Do not use padding, use margins between elements (browser scaling nightmares and element.offsetHeight / CONST_LINE_HEIGHT)
Try to define constants for everything, try to not use getBoundingClientRect(), try to use only offsetHeight and not offsetTop. Due to the iterative nature of pagination this will cost you performance and the cost will scale with content.
We use a dom structure that is nearby that share all the same CSS but is hidden where elements are appended so we can check heights of elements that have changed and cannot be queried accurately from the current element in the DOM or it doesnt exist. Generally speaking I use node.eq(dom.pmViewDesc.node) to check this equality.
Do calculations across your elements that are paginated, not the pages in general. Trying to calculate entire pages may be more difficult. You have to check if all your elements on a page are properly re-assembled if you do it that way, I have found that to be more difficult than worthwhile.
Try to make your styles/heights/font all as consistent and well defined as possible, so that everything is predictable. Height/spacings where its Multiples of some number makes it as easier. Make your page a multiple of some amount of lines you want to meet. Like your page is 50 lines, so you want your elements and space between elements multiples of some height, like 20. so your pages are 1000pixels.

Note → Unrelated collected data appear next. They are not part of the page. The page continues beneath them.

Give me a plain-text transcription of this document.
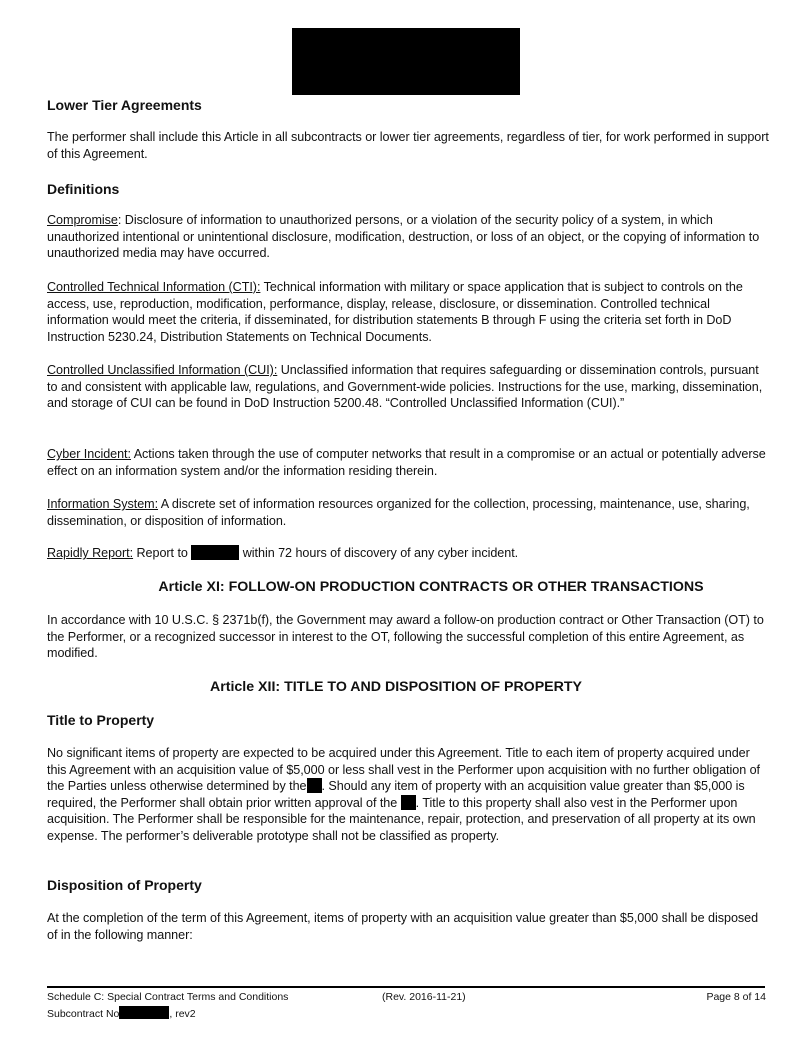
Lower Tier Agreements

The performer shall include this Article in all subcontracts or lower tier agreements, regardless of tier, for work performed in support of this Agreement.

Definitions

Compromise: Disclosure of information to unauthorized persons, or a violation of the security policy of a system, in which unauthorized intentional or unintentional disclosure, modification, destruction, or loss of an object, or the copying of information to unauthorized media may have occurred.

Controlled Technical Information (CTI): Technical information with military or space application that is subject to controls on the access, use, reproduction, modification, performance, display, release, disclosure, or dissemination. Controlled technical information would meet the criteria, if disseminated, for distribution statements B through F using the criteria set forth in DoD Instruction 5230.24, Distribution Statements on Technical Documents.

Controlled Unclassified Information (CUI): Unclassified information that requires safeguarding or dissemination controls, pursuant to and consistent with applicable law, regulations, and Government-wide policies. Instructions for the use, marking, dissemination, and storage of CUI can be found in DoD Instruction 5200.48. “Controlled Unclassified Information (CUI).”

Cyber Incident: Actions taken through the use of computer networks that result in a compromise or an actual or potentially adverse effect on an information system and/or the information residing therein.

Information System: A discrete set of information resources organized for the collection, processing, maintenance, use, sharing, dissemination, or disposition of information.

Rapidly Report: Report to	within 72 hours of discovery of any cyber incident.

Article XI: FOLLOW-ON PRODUCTION CONTRACTS OR OTHER TRANSACTIONS

In accordance with 10 U.S.C. § 2371b(f), the Government may award a follow-on production contract or Other Transaction (OT) to the Performer, or a recognized successor in interest to the OT, following the successful completion of this entire Agreement, as modified.

Article XII: TITLE TO AND DISPOSITION OF PROPERTY
Title to Property

No significant items of property are expected to be acquired under this Agreement. Title to each item of property acquired under this Agreement with an acquisition value of $5,000 or less shall vest in the Performer upon acquisition with no further obligation of the Parties unless otherwise determined by the . Should any item of property with an acquisition value greater than $5,000 is required, the Performer shall obtain prior written approval of the . Title to this property shall also vest in the Performer upon acquisition. The Performer shall be responsible for the maintenance, repair, protection, and preservation of all property at its own expense. The performer’s deliverable prototype shall not be classified as property.

Disposition of Property

At the completion of the term of this Agreement, items of property with an acquisition value greater than $5,000 shall be disposed of in the following manner:

Schedule C: Special Contract Terms and Conditions	(Rev. 2016-11-21)	Page 8 of 14
Subcontract No	, rev2
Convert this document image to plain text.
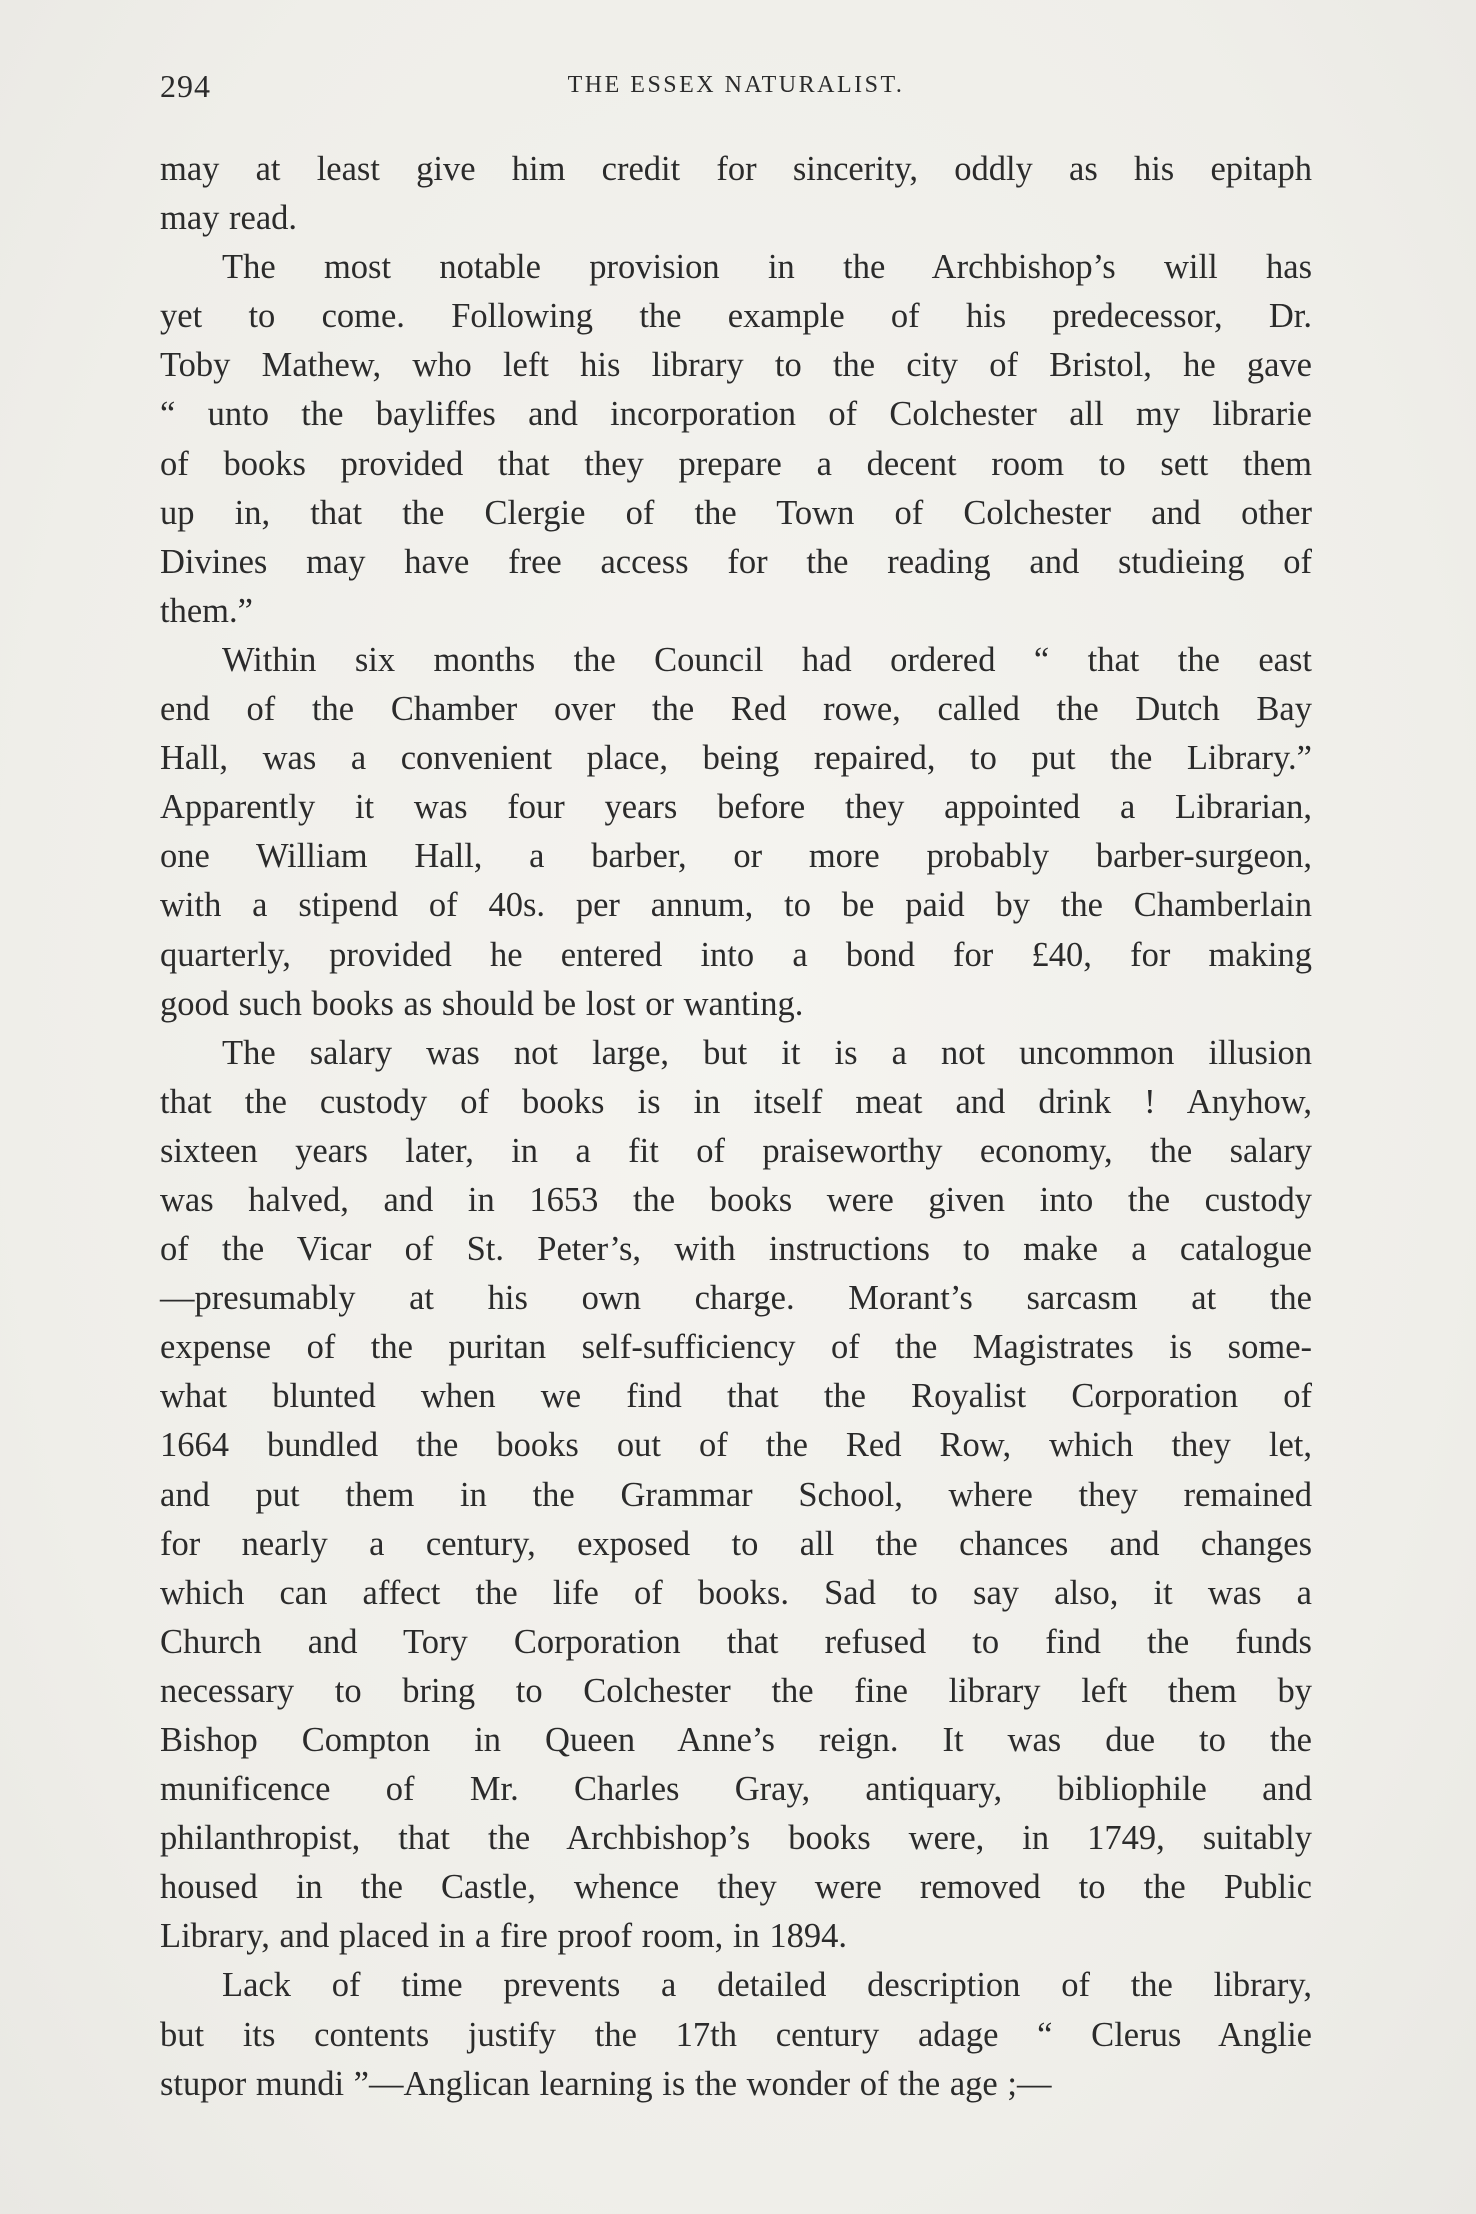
294	THE ESSEX NATURALIST.
may at least give him credit for sincerity, oddly as his epitaph
may read.
The most notable provision in the Archbishop’s will has
yet to come. Following the example of his predecessor, Dr.
Toby Mathew, who left his library to the city of Bristol, he gave
“ unto the bayliffes and incorporation of Colchester all my librarie
of books provided that they prepare a decent room to sett them
up in, that the Clergie of the Town of Colchester and other
Divines may have free access for the reading and studieing of
them.”
Within six months the Council had ordered “ that the east
end of the Chamber over the Red rowe, called the Dutch Bay
Hall, was a convenient place, being repaired, to put the Library.”
Apparently it was four years before they appointed a Librarian,
one William Hall, a barber, or more probably barber-surgeon,
with a stipend of 40s. per annum, to be paid by the Chamberlain
quarterly, provided he entered into a bond for £40, for making
good such books as should be lost or wanting.
The salary was not large, but it is a not uncommon illusion
that the custody of books is in itself meat and drink ! Anyhow,
sixteen years later, in a fit of praiseworthy economy, the salary
was halved, and in 1653 the books were given into the custody
of the Vicar of St. Peter’s, with instructions to make a catalogue
—presumably at his own charge. Morant’s sarcasm at the
expense of the puritan self-sufficiency of the Magistrates is some-
what blunted when we find that the Royalist Corporation of
1664 bundled the books out of the Red Row, which they let,
and put them in the Grammar School, where they remained
for nearly a century, exposed to all the chances and changes
which can affect the life of books. Sad to say also, it was a
Church and Tory Corporation that refused to find the funds
necessary to bring to Colchester the fine library left them by
Bishop Compton in Queen Anne’s reign. It was due to the
munificence of Mr. Charles Gray, antiquary, bibliophile and
philanthropist, that the Archbishop’s books were, in 1749, suitably
housed in the Castle, whence they were removed to the Public
Library, and placed in a fire proof room, in 1894.
Lack of time prevents a detailed description of the library,
but its contents justify the 17th century adage “ Clerus Anglie
stupor mundi ”—Anglican learning is the wonder of the age ;—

vbpavel · December 8, 2018, 12:45pm

Hi JC, thank you for the nice advices. We will check and follow each and every one of them in detail! (Will ask you any further help questions, should we meet issues during development - and yes we will

JCHollett · December 9, 2018, 5:18pm

What i’ve found is the more predictable the CSS is with relation to your constants the easier it is to define the functionality.

There are many aspects of this that are also useful that prosemirror and contenteditable do on its own. I think perhaps one of the biggest pieces of advice I can give is that we put IDs on everything and we split from the main element and we say that the main element’s id is passed on each element and compared across each element, so if anything is split or anything happens through main functionality of prosemirror, that element’s originating ID is copied to each sliced node, therefore you are always able to know where this element came from, the only other factor is making sure the sliced fragments of the main node all have different IDs, while maintaining the originating id in a different attr. Then if you have to recollect the node, you always know how to collect its content fragments.

tstoev · March 4, 2020, 4:28pm

Hello, ive been working on a pages for a few weeks now following your steps. I made a page nodes and I hooked up on plugins appendTransaction where i enhance the Transaction with join/split. But spliting the content on the page boundary is inserting an empty paragraph thus changing the document. Can u guys guide me a little bit here please, whats the best way to get rid if this empty paragraph ?